The Friends behind Friends:

Everyone knows Ross, Monica, and Joey. Now it's time to meet their makers: David, Marta, and Kevin.

By Daniel Howard Cerone.

Shortly after wrapping the second season of Friends in May, the exhausted creative trio behind the NBC hit comedy gathered at a Japanese restaurant in Los Angeles to celebrate...Christmas.

Two Christmases, actually. At around 11 P.M., over their fifth pitcher of sake, the executive producers -- Kevin Bright, Marta Kauffman, and David Crane (above) -- and their significant others began unwrapping two holidays' worth of presents on a warm spring evening. Says Crane, "We were giving each other gifts, saying, 'I don't remember what this is.'"

Such is the consequence of creating a cultural phenomenon on network television. The three friends behind Friends love to spend time together -- "When there is time," says Kauffman, who met Crane, her writing partner, two decades ago at Brandeis University.

"The downside of all this is that it's extraordinarily time consuming," says Bright, a producer who teamed up with the two writers in the late '80s for the HBO series Dream On (now shown in reruns on Comedy Central). "The three of us will work from 9:30 in the morning to anywhere between midnight and seven the following morning, five days a week."

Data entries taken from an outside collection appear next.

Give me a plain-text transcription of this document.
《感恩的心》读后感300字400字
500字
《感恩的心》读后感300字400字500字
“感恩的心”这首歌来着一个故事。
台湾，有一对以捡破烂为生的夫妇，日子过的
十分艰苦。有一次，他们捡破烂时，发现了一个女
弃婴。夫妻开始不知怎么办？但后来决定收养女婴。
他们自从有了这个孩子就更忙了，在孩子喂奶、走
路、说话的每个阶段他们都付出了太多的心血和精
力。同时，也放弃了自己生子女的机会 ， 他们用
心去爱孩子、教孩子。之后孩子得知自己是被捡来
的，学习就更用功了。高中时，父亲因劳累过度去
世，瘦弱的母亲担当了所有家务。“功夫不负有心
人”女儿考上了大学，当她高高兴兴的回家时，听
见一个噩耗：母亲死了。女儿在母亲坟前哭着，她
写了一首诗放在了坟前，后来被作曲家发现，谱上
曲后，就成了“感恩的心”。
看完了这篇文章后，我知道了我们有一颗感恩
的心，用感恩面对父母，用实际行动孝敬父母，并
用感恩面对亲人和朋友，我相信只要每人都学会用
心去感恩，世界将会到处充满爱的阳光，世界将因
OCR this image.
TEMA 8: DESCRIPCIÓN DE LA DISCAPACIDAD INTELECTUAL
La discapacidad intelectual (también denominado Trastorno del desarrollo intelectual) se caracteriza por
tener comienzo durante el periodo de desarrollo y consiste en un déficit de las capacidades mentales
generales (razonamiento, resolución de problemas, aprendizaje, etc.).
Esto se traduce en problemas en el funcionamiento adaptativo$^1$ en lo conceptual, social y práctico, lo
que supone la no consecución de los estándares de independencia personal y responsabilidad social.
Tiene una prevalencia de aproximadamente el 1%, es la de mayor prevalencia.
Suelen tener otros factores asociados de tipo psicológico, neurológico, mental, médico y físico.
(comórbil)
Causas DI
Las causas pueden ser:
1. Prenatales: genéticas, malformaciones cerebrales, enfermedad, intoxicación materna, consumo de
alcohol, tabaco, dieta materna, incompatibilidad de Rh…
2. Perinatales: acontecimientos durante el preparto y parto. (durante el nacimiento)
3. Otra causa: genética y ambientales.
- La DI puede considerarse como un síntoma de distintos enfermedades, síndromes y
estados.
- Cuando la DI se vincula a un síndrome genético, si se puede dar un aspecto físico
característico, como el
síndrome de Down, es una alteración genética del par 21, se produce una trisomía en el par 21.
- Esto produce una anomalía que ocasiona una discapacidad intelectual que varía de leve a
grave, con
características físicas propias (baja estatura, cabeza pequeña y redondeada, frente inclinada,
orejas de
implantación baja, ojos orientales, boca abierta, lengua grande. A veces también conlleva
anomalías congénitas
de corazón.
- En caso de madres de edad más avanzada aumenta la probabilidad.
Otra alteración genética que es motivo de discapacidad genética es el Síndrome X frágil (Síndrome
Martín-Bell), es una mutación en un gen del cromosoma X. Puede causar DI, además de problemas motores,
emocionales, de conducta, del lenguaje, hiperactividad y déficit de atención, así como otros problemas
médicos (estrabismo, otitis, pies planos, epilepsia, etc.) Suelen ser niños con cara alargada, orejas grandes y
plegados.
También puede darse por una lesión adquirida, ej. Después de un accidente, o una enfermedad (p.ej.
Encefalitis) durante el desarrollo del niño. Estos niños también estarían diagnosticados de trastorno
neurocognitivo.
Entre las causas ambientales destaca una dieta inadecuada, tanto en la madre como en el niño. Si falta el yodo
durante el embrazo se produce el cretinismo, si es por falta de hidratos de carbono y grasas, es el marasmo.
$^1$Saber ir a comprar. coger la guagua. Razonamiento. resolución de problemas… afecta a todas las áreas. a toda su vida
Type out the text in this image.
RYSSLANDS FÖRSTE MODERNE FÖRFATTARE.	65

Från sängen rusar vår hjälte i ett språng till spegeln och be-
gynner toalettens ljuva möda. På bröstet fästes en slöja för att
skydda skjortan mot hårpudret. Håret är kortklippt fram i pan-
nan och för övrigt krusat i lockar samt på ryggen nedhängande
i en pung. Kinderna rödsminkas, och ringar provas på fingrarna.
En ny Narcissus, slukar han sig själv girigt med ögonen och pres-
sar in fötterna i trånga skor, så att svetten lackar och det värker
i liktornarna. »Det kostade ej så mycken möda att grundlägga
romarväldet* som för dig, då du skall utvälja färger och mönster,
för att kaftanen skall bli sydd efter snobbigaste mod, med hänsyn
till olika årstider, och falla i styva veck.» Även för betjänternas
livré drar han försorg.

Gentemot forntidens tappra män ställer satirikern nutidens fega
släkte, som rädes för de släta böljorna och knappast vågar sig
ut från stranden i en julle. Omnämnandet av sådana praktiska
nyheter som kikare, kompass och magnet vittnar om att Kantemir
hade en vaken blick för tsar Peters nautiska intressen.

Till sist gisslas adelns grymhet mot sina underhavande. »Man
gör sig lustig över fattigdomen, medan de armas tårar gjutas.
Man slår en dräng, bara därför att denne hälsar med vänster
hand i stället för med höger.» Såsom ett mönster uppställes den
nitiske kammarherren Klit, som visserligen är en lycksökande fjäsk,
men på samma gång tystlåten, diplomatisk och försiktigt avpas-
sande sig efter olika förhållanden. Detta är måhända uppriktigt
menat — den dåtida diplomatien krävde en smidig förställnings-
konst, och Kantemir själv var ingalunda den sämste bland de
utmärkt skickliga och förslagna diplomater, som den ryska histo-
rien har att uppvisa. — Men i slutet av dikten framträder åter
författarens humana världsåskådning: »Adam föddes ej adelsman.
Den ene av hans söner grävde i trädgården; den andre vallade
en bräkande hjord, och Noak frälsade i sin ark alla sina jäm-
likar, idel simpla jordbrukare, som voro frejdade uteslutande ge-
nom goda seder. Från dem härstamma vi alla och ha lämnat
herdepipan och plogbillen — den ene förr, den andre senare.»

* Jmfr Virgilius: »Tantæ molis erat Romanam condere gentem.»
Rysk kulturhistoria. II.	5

The last two months of the season, they say, were especially brutal because of the special one-hour Super Bowl episode, which caused the scribes to fall behind.

"It killed us," says a sighing Kauffman, the mother of two young children. "I would get home in the morning, say hello to my kids, change my clothes, and drive back to work."

The three never quite got the rest they were looking for this summer when they got caught in the hailstorm of critical press that descended after the cast members demanded a salary boost from an estimated $40,000 to $100,000 per episode. When asked if the producers feel let down that the actors put the show at risk over money, Kauffman says, "Negotiations are what they are. There is enough respect between us all that no one feels betrayed. You have to realize that negotiations are between the actors' representatives and Warner Bros. [which coproduces Friends]. There's been no tension on the set, no attitudes. There really hasn't."

At no point did Kauffman and her colleagues feel they would have to resort to anything drastic. "There's been no feeling of, 'Oh God, we're going to have to replace somebody.' It's really not like that," says Kauffman. "We have a very good relationship with these actors. We all talk. We all air out our feelings. Not in a touchy-feely way, but in a very open forum."

In fact, Kauffman falls just short of supporting the cast's actions. "I have to believe that as much as we provided a vehicle for them with this show, they lifted the material to a new level by doing what they do. I have to believe in my heart there is mutual appreciation here."